In WWE, the implications of this are either totally shied away from or are handled about as dreadfully as one could imagine. We all know someone in our lives who has overcome these issues, someone who had to deal with their demons out in the open in order to further their life and well-being. In the WWE, this is shown as weakness, a punchline to a joke that doesn’t need to be told. Jeff Hardy will have a DUI, go to rehab, and immediately it will be the butt of some joke so a heel can pin him in six minutes for a laugh.

There’s no triumphant return, there’s no moment of vulnerability, just sad abuse of one’s personal circumstances for dwindling ratings and the amusement of one psychopath in the back.

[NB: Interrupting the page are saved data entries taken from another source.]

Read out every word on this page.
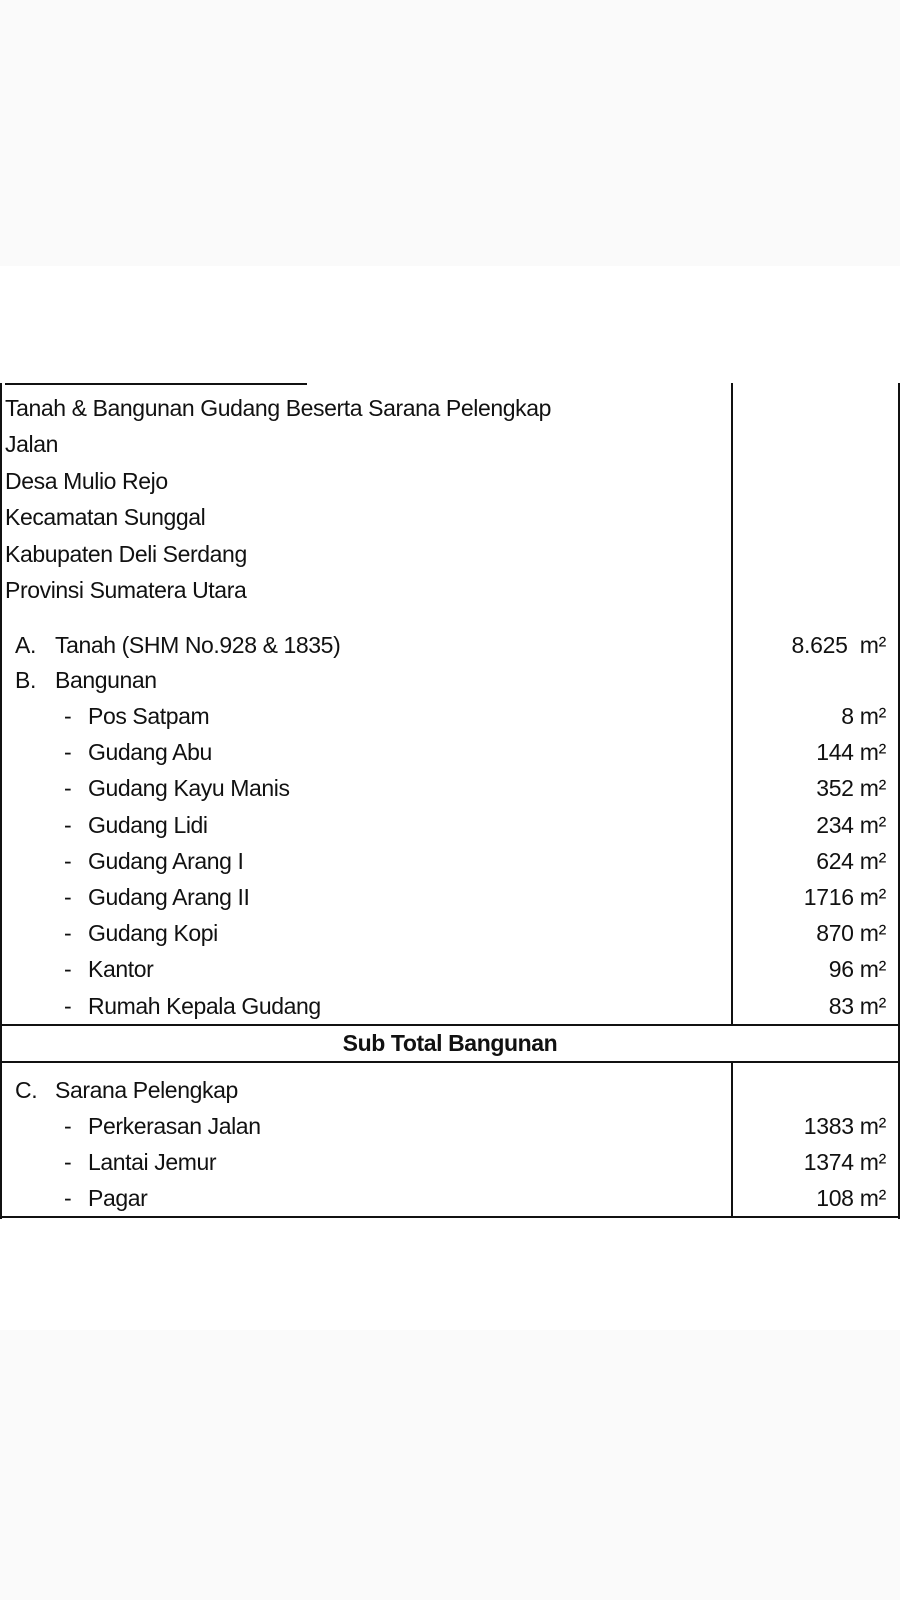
Tanah & Bangunan Gudang Beserta Sarana Pelengkap
Jalan
Desa Mulio Rejo
Kecamatan Sunggal
Kabupaten Deli Serdang
Provinsi Sumatera Utara
A. Tanah (SHM No.928 & 1835)	8.625  m²
B. Bangunan
- Pos Satpam	8 m²
- Gudang Abu	144 m²
- Gudang Kayu Manis	352 m²
- Gudang Lidi	234 m²
- Gudang Arang I	624 m²
- Gudang Arang II	1716 m²
- Gudang Kopi	870 m²
- Kantor	96 m²
- Rumah Kepala Gudang	83 m²
Sub Total Bangunan
C. Sarana Pelengkap
- Perkerasan Jalan	1383 m²
- Lantai Jemur	1374 m²
- Pagar	108 m²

Make no mistake, if Jon Moxley were in the WWE still this return would not have had the same grandeur it had Wednesday night. At best, it would’ve been glossed over or ignored outright. There would have been no mention of it, some mediocre heel would’ve put Moxley out of action and he’d return without a mention of why he’d disappeared in the first place. At worst, it would be the premise of his first storyline back and you’d have to hear Randy Orton or some other midcard heel wrestler poke fun at him for needing to leave in the first place. Twitter would rumble for about 12 minutes, before everyone remembered that the WWE is a fictional company run by lizard people and they’d go back to their regularly scheduled programming because frankly, no one could possibly care enough about that company to analyze their decisions by and large.

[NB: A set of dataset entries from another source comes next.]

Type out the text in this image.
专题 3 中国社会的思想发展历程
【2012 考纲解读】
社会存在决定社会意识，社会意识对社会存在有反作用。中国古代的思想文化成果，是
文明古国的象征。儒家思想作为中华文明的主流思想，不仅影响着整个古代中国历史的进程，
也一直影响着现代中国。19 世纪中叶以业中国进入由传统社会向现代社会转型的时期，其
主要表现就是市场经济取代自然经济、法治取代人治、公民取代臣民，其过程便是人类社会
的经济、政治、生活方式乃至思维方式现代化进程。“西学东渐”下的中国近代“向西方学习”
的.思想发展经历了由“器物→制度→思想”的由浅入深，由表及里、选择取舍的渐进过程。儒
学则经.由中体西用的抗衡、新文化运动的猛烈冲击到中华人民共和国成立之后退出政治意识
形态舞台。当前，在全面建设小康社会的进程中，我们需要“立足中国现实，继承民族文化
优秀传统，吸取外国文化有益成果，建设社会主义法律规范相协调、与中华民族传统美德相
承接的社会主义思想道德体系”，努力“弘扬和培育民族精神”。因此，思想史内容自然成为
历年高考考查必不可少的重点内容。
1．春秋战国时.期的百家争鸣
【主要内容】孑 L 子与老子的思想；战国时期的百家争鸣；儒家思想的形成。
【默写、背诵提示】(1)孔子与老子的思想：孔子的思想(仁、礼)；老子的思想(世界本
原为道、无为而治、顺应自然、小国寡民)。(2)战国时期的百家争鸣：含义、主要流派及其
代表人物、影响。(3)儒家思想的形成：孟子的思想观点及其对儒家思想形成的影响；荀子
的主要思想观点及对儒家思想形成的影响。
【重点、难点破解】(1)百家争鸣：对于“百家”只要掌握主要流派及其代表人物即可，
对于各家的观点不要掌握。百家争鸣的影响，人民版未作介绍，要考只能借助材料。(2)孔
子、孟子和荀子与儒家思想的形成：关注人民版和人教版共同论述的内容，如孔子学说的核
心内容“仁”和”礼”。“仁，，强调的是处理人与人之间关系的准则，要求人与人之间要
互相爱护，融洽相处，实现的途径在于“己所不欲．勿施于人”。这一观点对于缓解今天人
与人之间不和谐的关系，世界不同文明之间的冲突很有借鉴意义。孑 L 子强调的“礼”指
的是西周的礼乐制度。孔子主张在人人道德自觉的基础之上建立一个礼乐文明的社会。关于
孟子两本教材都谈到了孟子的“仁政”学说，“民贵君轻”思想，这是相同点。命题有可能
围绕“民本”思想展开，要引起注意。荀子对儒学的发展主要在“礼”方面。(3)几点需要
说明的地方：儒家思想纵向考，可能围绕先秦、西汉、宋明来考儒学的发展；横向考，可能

From its inception, AEW has tried to differentiate itself from the WWE in many respects. It’s a product that, at its best, is focused on people that you can in some way shape or form believe are real and bringing in real aspects of their personal lives is one of the many ways they achieve this type of presentation. Allowing Jon Moxley to address his issues with alcoholism out in the open, allowing a momentary glimpse behind the curtain into the life of a wrestler many fans have become attached to is humanizing in a way the WWE hasn’t been in quite some time.

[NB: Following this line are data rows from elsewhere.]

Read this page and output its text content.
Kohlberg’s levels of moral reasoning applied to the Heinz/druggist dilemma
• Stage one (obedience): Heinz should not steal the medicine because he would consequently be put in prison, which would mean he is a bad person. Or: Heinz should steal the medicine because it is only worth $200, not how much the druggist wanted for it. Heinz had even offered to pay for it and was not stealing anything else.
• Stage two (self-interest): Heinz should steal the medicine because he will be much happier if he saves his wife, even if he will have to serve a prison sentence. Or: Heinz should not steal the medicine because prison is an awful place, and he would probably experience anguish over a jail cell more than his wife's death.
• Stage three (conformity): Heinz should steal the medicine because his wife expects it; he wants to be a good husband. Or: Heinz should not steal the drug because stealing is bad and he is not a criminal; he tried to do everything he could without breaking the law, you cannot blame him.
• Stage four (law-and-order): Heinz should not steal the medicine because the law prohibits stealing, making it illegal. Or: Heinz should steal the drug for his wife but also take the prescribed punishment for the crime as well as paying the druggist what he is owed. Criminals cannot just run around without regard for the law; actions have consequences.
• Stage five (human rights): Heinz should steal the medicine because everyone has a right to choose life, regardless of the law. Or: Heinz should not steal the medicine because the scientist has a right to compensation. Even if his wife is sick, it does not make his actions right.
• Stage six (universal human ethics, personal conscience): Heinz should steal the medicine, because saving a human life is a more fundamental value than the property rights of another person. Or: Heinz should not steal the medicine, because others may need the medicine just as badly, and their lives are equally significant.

When Jon Moxley returned to AEW Dynamite, he looked healthy and rejuvenated.

The crowd was in the palm of his hand, and there was an understanding between the man in the ring and all those around the ring as to what he had been through. It wasn’t the subject of some poor-taste heel heat segment, it wasn’t ridiculed or ignored in favor of making the product appear squeaky clean, you listened to a changed man relay what he’d been through in the past few months to a crowd of invested human beings. Sometimes it’s okay to be a human. I know we’re all horrified of Russolover479 calling us a mark, but many of the best stories and characters in wrestling history have been shaped/defined by personal struggles the crowd witnessed in real-time.

It may seem hypocritical. It’s hard to humanize a man you’re going to watch commit theatrical self-harm for the next decade and say you care. It’s difficult to say in one breath you’re a bigger fan of Jon Moxley the human, and then in the next say you look forward to watching him face Homicide where he will almost certainly bleed buckets and get knocked senseless throughout, but perhaps that’s just the magic of wrestling when it’s presented at its best. Sometimes when the people you’re watching are real, when you watch these caricatures become human in front of you, that for me is when wrestling is at its best.

As fans we should be proud of Jon Moxley the human, it’s okay to be happy he didn’t become another statistic in an industry full of them.

As a fan, you’re allowed to root for people who’ve overcome their demons. I know the WWE and their adjacent crowd have broken people’s brains about this, but these are victories we are allowed to openly celebrate and I, for one, am glad that AEW let us in for this one. I’m glad that when I turn on my TV Wednesday night, I’ll see a healthy Jon Moxley not being confronted about his recent stint in rehab. I’ll be thrilled that he is still positioned as a conquering babyface and badass, despite a moment of vulnerability.

I’m happy that a company finally knows how to humanize the struggle.